EFCS shall dispose personal data appropriately with little possibility of data recovery from the process.

security and storage of personal data

EFCS shall take reasonable and appropriate security measures to protect the storage of personal data, such as:

  1. Storing hardcopies of documents with personal records in locked file cabinets;

  2. Storing electronic files that contain personal data in secured cloud services;

  3. Archived paper records and data backup files may be stored in off-site facilities or service providers provided such facilities are secured.

EFCS shall ensure that personal data held must be secured and protected against unauthorized access and theft by:

  1. IT networks that host personal data are secured and protected against unauthorized access.

  2. Personal computers and other computing devices that have access to personal data are password protected.

  3. Personnel and other files that contain sensitive or confidential personal data are secured and only made available to staff with authorized access.

  4. Ensure that IT service providers’ services or provisions comply with security standards in line with industry practices.

disclosure of personal data

EFCS will not disclose your personal data to external parties without your consent, except in specific circumstances where authorised or required by law to do so, or when such action is deemed necessary to:

  1. comply with any legal process served on EFCS

  2. protect and defend the rights of EFCS

  3. protect the personal safety of participants of EFCS or the public

video recording, photography, and cctv

Video footage, photos, and CCTV may constitute personal data if an identifiable individual is captured:

  1. Appropriate notices shall be put up to inform that the premises are covered by CCTV video surveillance.

  2. Notices shall be put up to inform visitors and volunteers that photographs and videos taken may be used by EFCS for communication and publicity purposes in print or electronic media.

  3. For special events, it should be stated in the invitation that photographs of attendees will be taken at the function for communication and publicity in print and electronic media.

  4. If photos and videos are taken out of the context of the above, EFCS must obtain an individual’s consent before using them.

Only authorized EFCS staff and office holders are allowed to access personal data.

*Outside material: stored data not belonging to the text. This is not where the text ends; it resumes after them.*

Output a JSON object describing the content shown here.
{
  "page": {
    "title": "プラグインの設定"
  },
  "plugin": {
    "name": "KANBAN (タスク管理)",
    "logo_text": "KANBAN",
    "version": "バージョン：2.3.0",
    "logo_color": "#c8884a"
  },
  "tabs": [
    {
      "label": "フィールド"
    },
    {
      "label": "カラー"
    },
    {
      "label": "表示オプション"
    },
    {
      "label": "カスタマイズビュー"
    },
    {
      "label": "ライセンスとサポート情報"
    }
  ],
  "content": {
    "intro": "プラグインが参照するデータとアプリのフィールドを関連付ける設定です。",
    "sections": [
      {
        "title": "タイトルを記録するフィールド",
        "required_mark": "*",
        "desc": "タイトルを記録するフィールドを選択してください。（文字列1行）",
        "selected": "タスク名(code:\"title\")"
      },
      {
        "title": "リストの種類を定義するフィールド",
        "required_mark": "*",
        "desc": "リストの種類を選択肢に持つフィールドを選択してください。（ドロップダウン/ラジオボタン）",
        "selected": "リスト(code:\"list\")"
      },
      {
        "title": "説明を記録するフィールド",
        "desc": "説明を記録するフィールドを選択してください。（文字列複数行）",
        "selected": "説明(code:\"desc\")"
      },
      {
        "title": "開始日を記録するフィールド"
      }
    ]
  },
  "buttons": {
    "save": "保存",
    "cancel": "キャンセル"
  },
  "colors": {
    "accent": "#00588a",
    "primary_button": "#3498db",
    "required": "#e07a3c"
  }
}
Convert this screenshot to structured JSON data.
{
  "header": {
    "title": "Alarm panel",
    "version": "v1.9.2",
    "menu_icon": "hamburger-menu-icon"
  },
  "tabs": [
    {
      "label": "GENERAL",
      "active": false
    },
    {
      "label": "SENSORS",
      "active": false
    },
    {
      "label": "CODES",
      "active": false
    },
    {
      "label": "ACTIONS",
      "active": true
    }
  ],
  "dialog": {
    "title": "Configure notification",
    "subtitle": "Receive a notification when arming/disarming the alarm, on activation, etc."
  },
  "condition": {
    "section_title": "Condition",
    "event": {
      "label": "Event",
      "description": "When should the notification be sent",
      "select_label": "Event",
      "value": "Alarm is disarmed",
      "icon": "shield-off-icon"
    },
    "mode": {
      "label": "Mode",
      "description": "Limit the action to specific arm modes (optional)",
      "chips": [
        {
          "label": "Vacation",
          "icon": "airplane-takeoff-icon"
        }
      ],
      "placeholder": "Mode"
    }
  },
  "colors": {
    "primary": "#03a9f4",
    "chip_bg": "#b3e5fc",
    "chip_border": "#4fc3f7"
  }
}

Where in doubt, please seek the advice of the Data Protection Officer.

access and correction process

The Data Protection Officer (DPO) will have oversight of all personal data access or correction requests and ensure that they are processed in accordance with this Policy. Request for personal data access or correction by individuals, including any enquiries and complaints, shall be submitted to EFCS in writing to the DPO at the following address and contact information:

Evangelical Free Church of Singapore
2 Kallang Ave #10-26
CT Hub @ Kallang
Singapore 339407
Email: dpo@efcs.org.sg

policy review

EFCS will review this Data Privacy Policy from time to time and it will be maintained and updated by the Data Protection Officer in a timely and appropriate manner.